Saya tertarik dengan upaya
sang sutradara "CINTA TAPI BEDA" dalam menyuguhkan persoalan yang nyata di masyarakat. Nyatanya
ada banyak pasangan beda agama yang menikah. Potret situasi tersebut disuguhkan
dengan kerangka kisah percintaan. Ketika kenyataan ini diangkat ke dalam film,
minimal banyak orang kemudian mulai berpikir dan mencari dasar serta mencari
pemecahan. Sebagai sebuah wacana yang membawa orang pada kemauan mencari
sendiri, film ini termasuk film yang mendewasakan.
Saya anggap sebagai pendewasaan karena tidak berpretensi
mengkotbahi orang dengan hasil siap saji yang siap dipakai dan dinikmati, namun
dalam kemampuan memberikan pancingan untuk mencari dan memutuskan sendiri. Setiap
penonton yang menikmati film ini diajak untuk ikut serta dalam persoalan yang
dialami oleh sang tokoh utama, mengalami dorongan cinta serta hambatan yang
dihadapi. Sesudahnya, tiap penonton
diajak untuk mengambil sikap secara pribadi.
Pengambilan sikap ini dimulai dengan memahami situasi yang nyata terjadi
dan ditambah dengan latar belakang penonton sendiri. Dalam situasi semacam itu,
apakah yang akan dilakukan oleh penonton ?

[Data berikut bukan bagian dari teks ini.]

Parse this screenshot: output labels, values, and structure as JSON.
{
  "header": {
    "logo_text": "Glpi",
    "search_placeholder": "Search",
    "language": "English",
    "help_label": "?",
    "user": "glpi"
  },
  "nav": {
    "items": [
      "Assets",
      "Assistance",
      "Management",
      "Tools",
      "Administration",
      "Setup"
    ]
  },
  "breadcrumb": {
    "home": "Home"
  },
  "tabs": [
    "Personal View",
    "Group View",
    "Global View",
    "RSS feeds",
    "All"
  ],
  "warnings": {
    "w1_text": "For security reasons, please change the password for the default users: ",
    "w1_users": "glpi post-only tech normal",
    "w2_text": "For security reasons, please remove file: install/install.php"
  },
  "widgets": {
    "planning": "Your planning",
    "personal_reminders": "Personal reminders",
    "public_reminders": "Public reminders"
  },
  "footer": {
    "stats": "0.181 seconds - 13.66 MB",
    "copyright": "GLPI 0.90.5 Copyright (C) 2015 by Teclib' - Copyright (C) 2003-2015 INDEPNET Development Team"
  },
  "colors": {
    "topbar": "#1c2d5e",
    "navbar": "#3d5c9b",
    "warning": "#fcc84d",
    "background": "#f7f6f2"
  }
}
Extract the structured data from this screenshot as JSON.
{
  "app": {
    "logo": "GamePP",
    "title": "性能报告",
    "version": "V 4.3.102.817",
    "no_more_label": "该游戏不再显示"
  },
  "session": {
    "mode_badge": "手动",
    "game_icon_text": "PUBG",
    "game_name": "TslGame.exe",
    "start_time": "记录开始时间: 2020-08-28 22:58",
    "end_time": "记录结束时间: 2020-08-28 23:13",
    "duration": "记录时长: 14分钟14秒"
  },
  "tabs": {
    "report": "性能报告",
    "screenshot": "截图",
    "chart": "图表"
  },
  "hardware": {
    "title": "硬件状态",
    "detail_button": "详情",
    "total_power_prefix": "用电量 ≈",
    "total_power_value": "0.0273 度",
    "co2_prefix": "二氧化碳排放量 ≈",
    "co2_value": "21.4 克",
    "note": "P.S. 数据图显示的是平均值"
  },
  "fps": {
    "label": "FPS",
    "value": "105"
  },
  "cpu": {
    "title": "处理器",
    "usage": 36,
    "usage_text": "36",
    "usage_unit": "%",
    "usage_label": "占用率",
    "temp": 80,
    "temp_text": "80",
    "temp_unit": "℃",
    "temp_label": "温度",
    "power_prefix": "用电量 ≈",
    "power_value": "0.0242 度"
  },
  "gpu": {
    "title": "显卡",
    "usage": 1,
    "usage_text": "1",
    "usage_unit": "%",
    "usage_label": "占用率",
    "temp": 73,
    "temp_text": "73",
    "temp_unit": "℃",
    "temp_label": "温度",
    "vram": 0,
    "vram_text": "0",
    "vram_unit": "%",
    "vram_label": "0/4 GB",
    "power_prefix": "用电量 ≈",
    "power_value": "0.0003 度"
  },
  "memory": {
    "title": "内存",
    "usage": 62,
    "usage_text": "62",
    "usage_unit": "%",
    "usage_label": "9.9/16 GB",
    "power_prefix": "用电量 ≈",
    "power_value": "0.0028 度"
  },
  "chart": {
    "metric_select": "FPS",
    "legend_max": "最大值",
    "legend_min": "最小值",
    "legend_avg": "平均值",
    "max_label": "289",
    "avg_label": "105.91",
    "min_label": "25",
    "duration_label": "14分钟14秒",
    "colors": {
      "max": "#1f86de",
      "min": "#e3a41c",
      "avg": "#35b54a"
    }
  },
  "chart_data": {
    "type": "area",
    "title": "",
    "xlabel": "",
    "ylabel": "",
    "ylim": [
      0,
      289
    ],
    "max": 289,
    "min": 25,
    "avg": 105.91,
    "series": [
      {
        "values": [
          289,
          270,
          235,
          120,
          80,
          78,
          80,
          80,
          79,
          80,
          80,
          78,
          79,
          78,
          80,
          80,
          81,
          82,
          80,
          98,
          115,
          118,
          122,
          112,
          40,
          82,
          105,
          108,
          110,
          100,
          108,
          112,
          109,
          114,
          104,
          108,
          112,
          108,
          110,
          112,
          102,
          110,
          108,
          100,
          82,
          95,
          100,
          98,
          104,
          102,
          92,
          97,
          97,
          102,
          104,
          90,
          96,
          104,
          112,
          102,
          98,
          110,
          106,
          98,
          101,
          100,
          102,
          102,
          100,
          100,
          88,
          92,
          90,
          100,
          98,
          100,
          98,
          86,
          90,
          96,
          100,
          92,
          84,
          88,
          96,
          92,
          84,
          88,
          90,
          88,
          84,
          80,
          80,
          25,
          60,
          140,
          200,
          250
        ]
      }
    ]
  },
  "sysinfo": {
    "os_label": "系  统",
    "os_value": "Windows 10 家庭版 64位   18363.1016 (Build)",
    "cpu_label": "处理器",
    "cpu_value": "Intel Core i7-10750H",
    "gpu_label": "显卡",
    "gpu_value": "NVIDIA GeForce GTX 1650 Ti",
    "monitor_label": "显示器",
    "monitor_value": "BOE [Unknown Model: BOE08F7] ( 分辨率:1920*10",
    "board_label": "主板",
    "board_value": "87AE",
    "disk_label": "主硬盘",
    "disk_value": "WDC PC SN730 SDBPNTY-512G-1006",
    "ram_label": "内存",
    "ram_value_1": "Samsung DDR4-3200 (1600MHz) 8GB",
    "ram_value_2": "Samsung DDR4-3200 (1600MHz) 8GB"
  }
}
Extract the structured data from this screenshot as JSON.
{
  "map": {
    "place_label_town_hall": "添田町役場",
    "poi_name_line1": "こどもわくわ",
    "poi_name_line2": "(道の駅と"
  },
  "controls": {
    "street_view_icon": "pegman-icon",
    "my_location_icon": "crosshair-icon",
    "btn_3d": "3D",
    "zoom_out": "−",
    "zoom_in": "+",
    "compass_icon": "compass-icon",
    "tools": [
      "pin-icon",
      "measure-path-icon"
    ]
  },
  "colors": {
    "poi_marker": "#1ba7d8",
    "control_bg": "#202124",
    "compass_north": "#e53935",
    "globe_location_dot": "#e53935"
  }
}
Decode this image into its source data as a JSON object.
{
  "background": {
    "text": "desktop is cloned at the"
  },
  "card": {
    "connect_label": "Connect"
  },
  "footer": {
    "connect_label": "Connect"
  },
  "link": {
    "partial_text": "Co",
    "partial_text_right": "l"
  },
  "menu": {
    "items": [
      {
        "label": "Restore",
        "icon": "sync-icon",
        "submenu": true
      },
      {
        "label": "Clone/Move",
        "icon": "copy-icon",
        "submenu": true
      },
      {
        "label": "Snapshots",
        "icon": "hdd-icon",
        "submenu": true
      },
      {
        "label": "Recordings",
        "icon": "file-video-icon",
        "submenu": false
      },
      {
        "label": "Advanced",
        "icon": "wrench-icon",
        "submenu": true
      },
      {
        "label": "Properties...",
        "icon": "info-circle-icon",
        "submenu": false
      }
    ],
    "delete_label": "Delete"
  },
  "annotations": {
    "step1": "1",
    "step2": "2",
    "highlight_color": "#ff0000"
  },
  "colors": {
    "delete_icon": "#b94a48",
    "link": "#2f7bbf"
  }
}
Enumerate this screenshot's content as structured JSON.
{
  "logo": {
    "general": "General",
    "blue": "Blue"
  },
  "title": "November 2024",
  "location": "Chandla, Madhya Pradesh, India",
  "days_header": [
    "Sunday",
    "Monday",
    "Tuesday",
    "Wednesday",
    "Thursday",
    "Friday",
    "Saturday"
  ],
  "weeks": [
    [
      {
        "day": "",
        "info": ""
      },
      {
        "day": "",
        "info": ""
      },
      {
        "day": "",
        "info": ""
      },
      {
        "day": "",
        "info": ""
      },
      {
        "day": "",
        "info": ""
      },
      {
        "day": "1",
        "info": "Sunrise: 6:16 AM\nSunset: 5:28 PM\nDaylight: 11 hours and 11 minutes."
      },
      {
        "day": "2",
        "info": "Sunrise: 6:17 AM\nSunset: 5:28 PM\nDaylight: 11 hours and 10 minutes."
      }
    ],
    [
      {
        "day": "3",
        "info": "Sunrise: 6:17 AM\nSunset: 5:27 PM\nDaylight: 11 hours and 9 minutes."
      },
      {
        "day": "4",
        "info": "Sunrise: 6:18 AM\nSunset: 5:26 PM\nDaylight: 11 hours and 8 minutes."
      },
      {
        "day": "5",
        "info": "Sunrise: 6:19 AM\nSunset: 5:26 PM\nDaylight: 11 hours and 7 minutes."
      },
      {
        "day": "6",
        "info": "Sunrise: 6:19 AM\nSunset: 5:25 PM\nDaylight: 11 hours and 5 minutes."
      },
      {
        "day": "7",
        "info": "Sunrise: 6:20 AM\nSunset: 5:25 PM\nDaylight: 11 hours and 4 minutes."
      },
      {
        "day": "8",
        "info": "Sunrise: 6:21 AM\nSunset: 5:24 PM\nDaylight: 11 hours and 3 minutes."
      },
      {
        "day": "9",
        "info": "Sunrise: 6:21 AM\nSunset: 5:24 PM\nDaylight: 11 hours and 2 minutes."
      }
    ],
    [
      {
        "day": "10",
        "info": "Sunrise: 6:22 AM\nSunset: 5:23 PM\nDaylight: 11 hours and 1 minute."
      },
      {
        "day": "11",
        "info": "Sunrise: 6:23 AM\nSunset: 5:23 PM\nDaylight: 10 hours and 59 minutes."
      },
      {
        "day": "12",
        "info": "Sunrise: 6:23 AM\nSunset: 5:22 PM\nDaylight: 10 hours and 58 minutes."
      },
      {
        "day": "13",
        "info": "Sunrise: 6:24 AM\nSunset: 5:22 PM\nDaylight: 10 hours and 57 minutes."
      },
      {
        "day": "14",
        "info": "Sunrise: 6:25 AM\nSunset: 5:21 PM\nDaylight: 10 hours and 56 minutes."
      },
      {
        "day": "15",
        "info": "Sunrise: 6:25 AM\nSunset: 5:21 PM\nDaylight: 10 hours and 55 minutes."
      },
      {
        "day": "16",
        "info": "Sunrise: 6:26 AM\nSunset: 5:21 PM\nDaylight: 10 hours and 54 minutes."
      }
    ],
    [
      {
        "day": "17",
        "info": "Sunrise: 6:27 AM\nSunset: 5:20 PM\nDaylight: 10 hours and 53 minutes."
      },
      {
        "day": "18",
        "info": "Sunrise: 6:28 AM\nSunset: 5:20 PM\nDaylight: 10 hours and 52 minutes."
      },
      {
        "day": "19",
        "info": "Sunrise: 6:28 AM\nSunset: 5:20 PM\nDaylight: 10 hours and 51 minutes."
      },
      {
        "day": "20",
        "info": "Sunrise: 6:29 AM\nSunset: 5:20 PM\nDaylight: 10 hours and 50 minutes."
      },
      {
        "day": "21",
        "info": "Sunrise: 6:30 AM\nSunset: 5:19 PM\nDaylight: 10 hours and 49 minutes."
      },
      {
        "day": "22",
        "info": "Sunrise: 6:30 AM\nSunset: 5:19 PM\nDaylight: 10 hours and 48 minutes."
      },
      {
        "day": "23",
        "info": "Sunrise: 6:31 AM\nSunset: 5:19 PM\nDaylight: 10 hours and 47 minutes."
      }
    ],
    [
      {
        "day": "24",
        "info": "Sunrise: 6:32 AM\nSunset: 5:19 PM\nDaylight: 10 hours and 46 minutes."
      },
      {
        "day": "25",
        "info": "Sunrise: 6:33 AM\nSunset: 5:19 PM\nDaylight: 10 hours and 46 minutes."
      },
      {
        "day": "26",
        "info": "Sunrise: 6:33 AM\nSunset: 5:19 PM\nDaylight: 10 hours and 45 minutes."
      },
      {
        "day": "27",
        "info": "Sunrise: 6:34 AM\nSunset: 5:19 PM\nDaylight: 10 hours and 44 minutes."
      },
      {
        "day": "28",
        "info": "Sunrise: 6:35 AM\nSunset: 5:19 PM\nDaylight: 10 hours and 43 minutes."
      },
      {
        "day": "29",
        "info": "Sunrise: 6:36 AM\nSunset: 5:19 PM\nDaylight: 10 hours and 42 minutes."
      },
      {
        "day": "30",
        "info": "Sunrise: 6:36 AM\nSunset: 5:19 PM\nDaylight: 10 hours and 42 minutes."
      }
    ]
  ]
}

Setelah melihat film ini, saya sendiri tidak melihat adanya
nuansa dan arah untuk menyinggung golongan atau agama tertentu. Yang muncul
adalah pemahaman akan adanya situasi pernikahan beda agama yang dialami oleh
sepasang manusia. Pemahaman inilah sikap awal dalam relasi di tengah banyaknya
perbedaan. Pemahaman tidak berarti mengatakan setuju atau mendukung suatu
tindakan tertentu, namun suatu sikap mau menerima adanya kenyataan perbedaan. Mungkin
dari pemahaman, akan muncul keinginan membantu atau menemani orang yang
mengalami hal yang sama. Mungkin juga akan muncul keinginan untuk meluruskan
apa yang sedang berlangsung, serta banyak sikap lain. Akan tetapi, dengan
pemahaman akan adanya kenyataan perbedaan ini sudah merupakan suatu sikap bagi
terciptanya kehidupan bersama.
Masuk ke filmnya sendiri, satu penyimbolan yang sangat kuat
adalah bahwa ketika semua persoalan itu sedang bergejolak, sang tokoh utama
Cahyo, Diana, Orangtua Diana, Orangtua Cahyo, semuanya berdoa sesuai keyakinan
masing-masing. Bagi saya, hal ini mengatakan bahwa setiap agama itu mengajak
umatnya semakin dekat dengan Tuhan, setiap agama itu berdoa !
Bagi saya ini sesuatu banget, bagaimana dengan anda ?
2 komentar:
belum nonton ini.... >,<
bagus ndak?
bagus...
emang masih tayang kah ?
Post a Comment
Silahkan berkomentar bila ada reaksi setelah membaca tulisan di atas.
Terimakasih.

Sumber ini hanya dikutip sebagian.